福祉や介護、子育て分野はどうなっているでしょうか。
区独自に、介護保険利用料を3%に減免するサービスは、新規の認定を中止しているため、利用者は大幅に減っています。
新規事業である「認知症カフェ」は、専門的な相談もできる場として期待するものですが、予算額は83万7千円、主体はボランティアの実施団体です。
新年度、増員となる生活支援コーディネーターは、アウトリーチで、課題を掘り起こし解決につなげる重要な活動を担っていますが、増員は1名で、区内で3名しか配置されません。
また、介護施設などでは職員不足が課題となっています。
福祉を担う人材の確保と待遇の改善をはかるため、もっと予算も投入して充実させることが必要です。
子育て分野では、人口増、出生数の増加による保育園入所希望者の増加に、保育所の整備が追いついていません。

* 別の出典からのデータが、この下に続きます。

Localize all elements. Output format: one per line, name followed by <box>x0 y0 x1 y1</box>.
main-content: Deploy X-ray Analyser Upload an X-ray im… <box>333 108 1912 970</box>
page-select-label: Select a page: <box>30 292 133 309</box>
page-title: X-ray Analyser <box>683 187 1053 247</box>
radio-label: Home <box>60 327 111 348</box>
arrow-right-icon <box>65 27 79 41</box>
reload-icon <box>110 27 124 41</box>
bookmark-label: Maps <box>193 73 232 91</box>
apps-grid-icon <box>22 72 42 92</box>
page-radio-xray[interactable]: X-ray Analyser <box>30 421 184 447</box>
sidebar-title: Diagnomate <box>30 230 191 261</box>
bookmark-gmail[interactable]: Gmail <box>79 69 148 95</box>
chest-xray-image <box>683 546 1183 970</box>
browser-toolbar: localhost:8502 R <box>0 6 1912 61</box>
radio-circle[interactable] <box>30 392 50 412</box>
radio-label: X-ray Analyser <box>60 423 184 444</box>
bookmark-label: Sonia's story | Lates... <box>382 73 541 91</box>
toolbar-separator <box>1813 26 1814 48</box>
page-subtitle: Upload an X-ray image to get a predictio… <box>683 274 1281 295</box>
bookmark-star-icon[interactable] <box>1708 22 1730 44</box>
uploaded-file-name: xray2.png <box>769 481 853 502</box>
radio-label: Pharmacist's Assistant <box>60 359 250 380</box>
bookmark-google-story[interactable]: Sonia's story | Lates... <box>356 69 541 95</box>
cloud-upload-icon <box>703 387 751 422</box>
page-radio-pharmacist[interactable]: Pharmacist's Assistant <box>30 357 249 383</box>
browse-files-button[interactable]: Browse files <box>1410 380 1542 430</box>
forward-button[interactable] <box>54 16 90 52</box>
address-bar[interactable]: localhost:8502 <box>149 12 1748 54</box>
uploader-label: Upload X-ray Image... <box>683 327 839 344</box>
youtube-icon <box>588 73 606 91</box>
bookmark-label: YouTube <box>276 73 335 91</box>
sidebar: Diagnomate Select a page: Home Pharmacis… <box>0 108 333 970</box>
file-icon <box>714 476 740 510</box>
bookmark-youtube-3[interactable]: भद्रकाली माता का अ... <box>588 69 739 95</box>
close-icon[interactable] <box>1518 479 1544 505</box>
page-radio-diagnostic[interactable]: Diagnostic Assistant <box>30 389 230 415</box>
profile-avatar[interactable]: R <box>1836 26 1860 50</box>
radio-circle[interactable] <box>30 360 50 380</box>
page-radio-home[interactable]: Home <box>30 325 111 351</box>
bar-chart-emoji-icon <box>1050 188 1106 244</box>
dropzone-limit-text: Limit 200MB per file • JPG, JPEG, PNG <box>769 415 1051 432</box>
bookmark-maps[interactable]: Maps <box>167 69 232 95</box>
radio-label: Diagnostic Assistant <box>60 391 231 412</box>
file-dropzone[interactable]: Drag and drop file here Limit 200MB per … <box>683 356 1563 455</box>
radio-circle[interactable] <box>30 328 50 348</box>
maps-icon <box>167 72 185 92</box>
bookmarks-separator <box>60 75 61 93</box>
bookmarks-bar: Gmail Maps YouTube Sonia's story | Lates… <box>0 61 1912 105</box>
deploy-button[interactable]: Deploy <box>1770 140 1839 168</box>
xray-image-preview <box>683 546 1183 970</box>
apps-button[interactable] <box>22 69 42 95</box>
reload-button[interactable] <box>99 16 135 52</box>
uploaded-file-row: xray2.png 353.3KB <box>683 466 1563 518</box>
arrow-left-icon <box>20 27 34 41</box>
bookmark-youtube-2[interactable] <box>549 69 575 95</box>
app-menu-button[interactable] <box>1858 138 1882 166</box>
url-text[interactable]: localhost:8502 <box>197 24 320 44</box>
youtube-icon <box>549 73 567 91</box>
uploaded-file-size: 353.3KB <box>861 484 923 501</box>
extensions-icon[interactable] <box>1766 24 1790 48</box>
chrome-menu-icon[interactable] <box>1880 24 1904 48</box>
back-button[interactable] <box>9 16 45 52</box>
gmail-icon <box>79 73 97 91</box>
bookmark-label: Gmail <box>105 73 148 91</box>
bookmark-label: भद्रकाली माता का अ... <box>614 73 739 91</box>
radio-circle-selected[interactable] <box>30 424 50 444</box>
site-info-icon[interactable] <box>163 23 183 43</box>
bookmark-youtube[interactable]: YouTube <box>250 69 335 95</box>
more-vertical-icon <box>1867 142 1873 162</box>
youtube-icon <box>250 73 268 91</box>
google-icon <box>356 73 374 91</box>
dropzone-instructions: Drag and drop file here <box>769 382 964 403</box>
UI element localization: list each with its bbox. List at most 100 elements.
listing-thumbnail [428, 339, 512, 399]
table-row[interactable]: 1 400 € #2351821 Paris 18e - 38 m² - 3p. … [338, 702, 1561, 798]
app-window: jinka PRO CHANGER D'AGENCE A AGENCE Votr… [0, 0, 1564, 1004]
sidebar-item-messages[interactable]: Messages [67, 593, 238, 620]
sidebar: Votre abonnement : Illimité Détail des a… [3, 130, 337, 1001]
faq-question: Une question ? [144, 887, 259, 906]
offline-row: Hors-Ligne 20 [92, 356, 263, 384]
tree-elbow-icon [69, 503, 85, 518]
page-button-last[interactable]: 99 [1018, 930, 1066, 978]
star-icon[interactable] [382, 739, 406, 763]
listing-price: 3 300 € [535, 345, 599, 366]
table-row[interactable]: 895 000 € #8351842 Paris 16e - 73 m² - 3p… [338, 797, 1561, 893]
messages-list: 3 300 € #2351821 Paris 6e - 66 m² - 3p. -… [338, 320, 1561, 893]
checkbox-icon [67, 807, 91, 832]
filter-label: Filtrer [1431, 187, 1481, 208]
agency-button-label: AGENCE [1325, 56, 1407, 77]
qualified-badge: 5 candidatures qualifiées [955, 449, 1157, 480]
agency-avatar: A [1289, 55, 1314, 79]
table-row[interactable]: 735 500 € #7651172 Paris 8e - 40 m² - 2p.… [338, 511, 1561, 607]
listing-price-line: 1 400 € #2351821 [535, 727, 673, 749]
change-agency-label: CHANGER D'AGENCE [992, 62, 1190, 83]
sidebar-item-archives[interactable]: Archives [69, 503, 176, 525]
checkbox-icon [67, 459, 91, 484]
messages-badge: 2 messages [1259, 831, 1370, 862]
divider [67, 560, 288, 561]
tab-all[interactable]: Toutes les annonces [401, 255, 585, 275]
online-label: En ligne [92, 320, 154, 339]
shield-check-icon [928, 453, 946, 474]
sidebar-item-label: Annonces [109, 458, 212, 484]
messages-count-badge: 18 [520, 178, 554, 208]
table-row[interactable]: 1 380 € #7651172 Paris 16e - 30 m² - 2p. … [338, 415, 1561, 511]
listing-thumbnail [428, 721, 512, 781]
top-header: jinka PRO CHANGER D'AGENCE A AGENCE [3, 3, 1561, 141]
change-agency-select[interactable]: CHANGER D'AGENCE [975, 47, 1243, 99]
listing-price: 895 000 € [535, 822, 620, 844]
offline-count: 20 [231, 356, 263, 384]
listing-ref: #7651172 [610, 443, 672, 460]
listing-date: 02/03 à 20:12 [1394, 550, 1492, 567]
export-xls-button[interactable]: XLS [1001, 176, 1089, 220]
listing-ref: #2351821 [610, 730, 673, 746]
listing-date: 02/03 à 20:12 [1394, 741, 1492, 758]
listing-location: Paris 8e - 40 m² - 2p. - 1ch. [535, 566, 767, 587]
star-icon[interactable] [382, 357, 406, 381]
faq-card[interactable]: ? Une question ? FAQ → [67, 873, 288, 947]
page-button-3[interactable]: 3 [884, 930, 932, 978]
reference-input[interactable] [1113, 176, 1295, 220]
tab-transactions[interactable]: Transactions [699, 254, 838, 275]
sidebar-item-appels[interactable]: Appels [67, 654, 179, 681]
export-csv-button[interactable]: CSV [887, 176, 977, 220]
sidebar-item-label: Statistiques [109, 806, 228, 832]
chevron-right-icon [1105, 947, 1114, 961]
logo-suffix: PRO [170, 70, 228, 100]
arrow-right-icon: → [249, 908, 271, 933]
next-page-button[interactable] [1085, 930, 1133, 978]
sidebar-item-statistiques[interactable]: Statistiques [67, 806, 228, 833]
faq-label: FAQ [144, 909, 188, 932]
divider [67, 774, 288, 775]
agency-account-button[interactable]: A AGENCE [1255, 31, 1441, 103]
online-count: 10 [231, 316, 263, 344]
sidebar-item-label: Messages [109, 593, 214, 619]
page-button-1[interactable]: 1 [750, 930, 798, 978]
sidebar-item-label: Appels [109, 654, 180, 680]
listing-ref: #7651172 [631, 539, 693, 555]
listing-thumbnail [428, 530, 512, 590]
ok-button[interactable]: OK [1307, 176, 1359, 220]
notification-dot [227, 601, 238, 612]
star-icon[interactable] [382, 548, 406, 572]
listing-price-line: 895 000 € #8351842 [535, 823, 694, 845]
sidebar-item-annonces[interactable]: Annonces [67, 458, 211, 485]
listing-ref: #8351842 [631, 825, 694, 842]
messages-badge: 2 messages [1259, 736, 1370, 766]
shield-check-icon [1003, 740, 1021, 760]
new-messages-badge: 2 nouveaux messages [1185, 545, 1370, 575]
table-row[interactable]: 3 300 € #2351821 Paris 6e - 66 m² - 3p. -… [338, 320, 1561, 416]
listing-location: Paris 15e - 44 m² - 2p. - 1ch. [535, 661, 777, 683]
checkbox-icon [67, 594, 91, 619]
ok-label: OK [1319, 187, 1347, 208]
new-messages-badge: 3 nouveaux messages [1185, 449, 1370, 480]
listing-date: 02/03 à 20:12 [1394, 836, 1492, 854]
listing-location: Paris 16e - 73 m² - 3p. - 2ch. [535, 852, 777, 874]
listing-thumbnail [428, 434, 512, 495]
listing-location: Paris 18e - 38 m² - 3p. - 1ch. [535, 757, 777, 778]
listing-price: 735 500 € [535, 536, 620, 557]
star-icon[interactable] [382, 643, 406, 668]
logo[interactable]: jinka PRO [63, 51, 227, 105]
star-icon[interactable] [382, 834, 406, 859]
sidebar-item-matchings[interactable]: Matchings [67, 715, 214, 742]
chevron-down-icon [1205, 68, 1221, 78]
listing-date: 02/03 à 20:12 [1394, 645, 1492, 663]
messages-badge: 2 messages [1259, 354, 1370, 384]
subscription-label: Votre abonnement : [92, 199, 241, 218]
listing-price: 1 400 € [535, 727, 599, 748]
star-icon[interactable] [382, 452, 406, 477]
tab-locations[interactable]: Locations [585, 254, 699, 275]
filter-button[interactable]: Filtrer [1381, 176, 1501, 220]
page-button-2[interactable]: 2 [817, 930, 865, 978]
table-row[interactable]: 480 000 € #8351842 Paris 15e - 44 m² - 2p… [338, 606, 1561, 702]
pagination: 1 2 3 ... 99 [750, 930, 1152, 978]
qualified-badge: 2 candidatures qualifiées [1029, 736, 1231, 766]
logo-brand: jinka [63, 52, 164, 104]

待機児童解消のための量の確保とともに、質の確保もかかせません。
大規模開発には財政も投入して進める一方で、福祉の施策は、施設も足りない、人員の配置も十分進んでいないことを指摘せざるを得ません。
次に特別会計についてです。
国民健康保険は、新年度保険料は一人当たり約5000円引き上げられ、年間約19万円(188,388円)となります。今回、中央区が示した「国民健康保険財政の健全化に向けた取組み」は、これまで保険料を引き下げるために不十分ながらも投入してきた法定外繰入額を「赤字」と見なして、今後は毎年6,500万円減らし、2023年には繰入をゼロにするということを掲げました。繰入を増やして、高すぎる保険料を引き下げることを求めます。
介護保険は、原則1割だった利用料が、所得によって2割、3割の自己負担となっています。給付の削減と自己負担増をセットですすめるやり方は中止すべきです。
後期高齢者医療では、軽減特例の見直しで、所得の低い世帯ほど保険料の引き上げ幅が大きくなりました。75歳という年齢を重ねただけで、今まで入っていた国保や健保から追い出し、高い保険料と安上がりの差別医療を押しつける制度の廃止を求めます。
以上、各会計予算案に対する反対理由を述べ、日本共産党区議団の態度表明を終わります。